Sanctions on Russia, one of the world’s foremost helium suppliers, due to its invasion of Ukraine have caused supply chain issues, and I’m sure many of the Republicans from my home state will find a way to blame Joe Biden for this development. Alberts’ assertion that the university is saving the gas for patients at UNMC is commendable. Sick people obviously take precedence over an aesthetically pleasing visual at a football game; and I’m glad that the school found a line it won’t cross for its football team.
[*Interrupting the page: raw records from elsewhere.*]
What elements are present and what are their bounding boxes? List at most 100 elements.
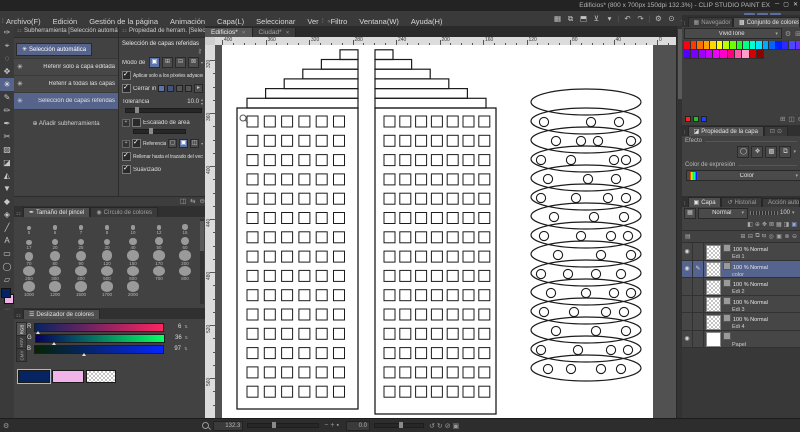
brush-size-cell[interactable]: 25: [68, 235, 94, 251]
export-dropdown-icon[interactable]: ▾: [604, 13, 615, 24]
brush-tool-icon[interactable]: ✒: [0, 117, 14, 130]
layer-command-icon[interactable]: ⊟: [748, 233, 753, 240]
expander-icon[interactable]: +: [122, 140, 130, 148]
color-swatch-pair[interactable]: [1, 288, 13, 304]
palette-swatch[interactable]: [735, 50, 742, 59]
layer-lock-icon[interactable]: ✥: [762, 221, 767, 228]
menu-item-1[interactable]: Edición: [47, 15, 84, 26]
layer-command-icon[interactable]: ◎: [769, 233, 774, 240]
reset-view-icon[interactable]: ▣: [453, 422, 460, 430]
gap-size-swatch[interactable]: [158, 85, 165, 92]
stepper-icon[interactable]: ⇅: [184, 347, 187, 351]
correct-line-tool-icon[interactable]: ▱: [0, 273, 14, 286]
effect-button[interactable]: ❖: [751, 146, 763, 158]
grid-icon[interactable]: ▦: [552, 13, 563, 24]
color-group-tab-hsv[interactable]: HSV: [16, 335, 27, 349]
channel-value[interactable]: 97: [167, 346, 181, 352]
brush-size-cell[interactable]: 700: [146, 266, 172, 282]
brush-size-cell[interactable]: 30: [94, 235, 120, 251]
layer-row[interactable]: 100 % NormalEdi 2: [682, 278, 800, 296]
palette-grid-icon[interactable]: ⊞: [795, 30, 800, 38]
slider-thumb[interactable]: [272, 422, 276, 428]
open-folder-icon[interactable]: ⬒: [578, 13, 589, 24]
palette-swatch[interactable]: [742, 50, 749, 59]
export-icon[interactable]: ⊻: [591, 13, 602, 24]
redo-icon[interactable]: ↷: [635, 13, 646, 24]
add-subtool-button[interactable]: ⊕ Añadir subherramienta: [14, 120, 118, 127]
gap-size-swatch[interactable]: [167, 85, 174, 92]
opacity-value[interactable]: 100: [780, 210, 790, 216]
effect-button[interactable]: ◯: [737, 146, 749, 158]
eye-icon[interactable]: ◉: [682, 261, 693, 278]
rotation-slider[interactable]: [374, 423, 424, 428]
subtool-item-1[interactable]: ✳Referir a todas las capas: [14, 76, 118, 93]
layer-command-icon[interactable]: ⧉: [755, 233, 759, 240]
dock-collapse-handle[interactable]: ⁞ « ‹: [322, 19, 337, 25]
brush-size-cell[interactable]: 7: [68, 219, 94, 235]
brush-size-cell[interactable]: 60: [172, 235, 198, 251]
stepper-icon[interactable]: ⇅: [184, 325, 187, 329]
checkbox[interactable]: [122, 165, 131, 174]
layer-row[interactable]: ◉Papel: [682, 331, 800, 349]
zoom-value[interactable]: 132.3: [213, 421, 243, 431]
ref-folder-button[interactable]: ◫: [190, 139, 199, 148]
brush-size-cell[interactable]: 1000: [16, 281, 42, 297]
palette-footer-icon[interactable]: ⊞: [780, 115, 785, 123]
color-group-tab-cmy[interactable]: CMY: [16, 348, 27, 362]
palette-select[interactable]: VividTone▾: [684, 28, 782, 39]
brush-size-cell[interactable]: 6: [42, 219, 68, 235]
chevron-down-icon[interactable]: ▾: [792, 210, 795, 216]
mode-add-button[interactable]: ⊞: [162, 57, 173, 68]
layer-thumbnail[interactable]: [706, 297, 721, 312]
tab-color-slider[interactable]: ☰Deslizador de colores: [23, 309, 100, 319]
pen-tool-icon[interactable]: ✎: [0, 91, 14, 104]
slider-thumb[interactable]: [82, 353, 86, 356]
transparent-color-swatch[interactable]: [86, 370, 116, 383]
move-tool-icon[interactable]: ⌖: [0, 39, 14, 52]
subtool-item-0[interactable]: ✳Referir solo a capa editada: [14, 59, 118, 76]
channel-value[interactable]: 36: [168, 335, 182, 341]
menu-item-4[interactable]: Capa(L): [211, 15, 250, 26]
palette-swatch[interactable]: [720, 50, 727, 59]
layer-thumbnail[interactable]: [706, 315, 721, 330]
text-tool-icon[interactable]: A: [0, 234, 14, 247]
palette-swatch[interactable]: [691, 50, 698, 59]
brush-size-cell[interactable]: 12: [146, 219, 172, 235]
gradient-tool-icon[interactable]: ◆: [0, 195, 14, 208]
tab-brush-size[interactable]: ✒Tamaño del pincel: [23, 207, 90, 217]
workspace-gear-icon[interactable]: ⚙: [3, 422, 9, 430]
brush-size-cell[interactable]: 50: [146, 235, 172, 251]
fit-screen-icon[interactable]: ▪: [336, 422, 338, 429]
brush-size-cell[interactable]: 1500: [68, 281, 94, 297]
fill-tool-icon[interactable]: ▼: [0, 182, 14, 195]
brush-size-cell[interactable]: 120: [94, 250, 120, 266]
blend-mode-select[interactable]: Normal▾: [698, 208, 748, 219]
layer-row[interactable]: 100 % NormalEdi 3: [682, 296, 800, 314]
rotate-right-icon[interactable]: ↻: [437, 422, 443, 430]
footer-icon[interactable]: ◫: [180, 198, 186, 205]
slider-thumb[interactable]: [149, 128, 153, 134]
settings-icon[interactable]: ⚙: [653, 13, 664, 24]
multiple-reference-row[interactable]: + Referencia múltiple ▢ ▣ ◫ ▾: [119, 137, 206, 150]
palette-footer-icon[interactable]: ◫: [788, 115, 794, 123]
brush-size-cell[interactable]: 70: [16, 250, 42, 266]
zoom-in-icon[interactable]: +: [330, 422, 334, 429]
brush-size-cell[interactable]: 5: [16, 219, 42, 235]
zoom-out-icon[interactable]: −: [324, 422, 328, 429]
main-color-swatch-large[interactable]: [18, 370, 50, 383]
brush-size-cell[interactable]: 400: [68, 266, 94, 282]
zoom-slider[interactable]: [247, 423, 319, 428]
flip-view-icon[interactable]: ⊘: [445, 422, 451, 430]
brush-size-cell[interactable]: 200: [172, 250, 198, 266]
snap-icon[interactable]: ⊙: [666, 13, 677, 24]
palette-swatch[interactable]: [750, 50, 757, 59]
layer-row[interactable]: 100 % NormalEdi 4: [682, 313, 800, 331]
layer-command-icon[interactable]: ▣: [776, 233, 782, 240]
stepper-icon[interactable]: ⇅: [185, 336, 188, 340]
brush-size-cell[interactable]: 2000: [120, 281, 146, 297]
menu-item-5[interactable]: Seleccionar: [250, 15, 301, 26]
gap-size-swatch[interactable]: [176, 85, 183, 92]
tab-color-set[interactable]: ▩Conjunto de colores: [733, 17, 800, 27]
mode-new-button[interactable]: ▣: [149, 57, 160, 68]
color-chip[interactable]: [685, 116, 691, 122]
The thousands of bits of garbage that are literally littered a handful of times each year are a biohazard with lasting effects unlike the steaming pile of refuse that’s been run out on the field over the past decade. The student government voted to end the tradition in November, and that was treated with as much concern as the lawsuit a Nebraskan filed against the school in 2016 over the health hazard of the balloons.

To me, it’s one of those things, like the option offense. It should have ended years ago. I’ve been to Memorial Stadium countless times, and not once do I remember releasing a balloon. (I’ve been going to games as long as I can remember so I’ll have to consult my dad to see if a young Sean ever participated.) Merely suspending the practice tells fans that, “It’s OK, it’ll be back as good as ever some day,” and it’s a logic applicable to other aspects of Nebraska sports.

Husker traditions have been falling by the wayside since Tom Osborne retired in the late ’90s, and as sad as it is for fans, what’s more depressing is holding onto the last vestiges of the glory years like that guy who peaked in high school. We all look like bloated ass-clowns wearing decades-old letter jackets, and it might be time to wipe the slate clean as no one is impressed by an immaculately upkept trophy case that hasn’t seen a notable addition since the Big 12 conference title in 1999.

The sellout streak, currently sitting at 382 games, only continues because “generous donors” buy up tickets that wouldn’t otherwise be sold. Never mind the fact that the stadium was empty — or attendance was scaled back — during the COVID years. It’s a charade that gets Nebraska laughed at as much as Scott Frost’s worst fourth quarter collapse. How about taking that money used to prop up a dead tradition and doling it out in the form of NIL deals?

Trust me, I know how good of an offseason the team has allegedly put together. The transfer portal has been kind to Frost, and it might be what earns him more than three wins this year. Traditions unaccompanied by victories are just empty gestures. If Osborne had rested on his laurels after getting beaten by Miami in all those Orange Bowls, he never would’ve revamped the way he recruited and won three titles in four seasons. (And, no, editor, don’t insert a note here about the unsavory characters Osborne overlooked; that college football practice isn’t specific to Nebraska.)

Is it a leap to say Alberts’ refusal to end the Big Red release outright is evidence of a program exhaustingly stuck in the past? Yeah, absolutely, but my god, look forward, not skyward because those balloons come back down to earth eventually.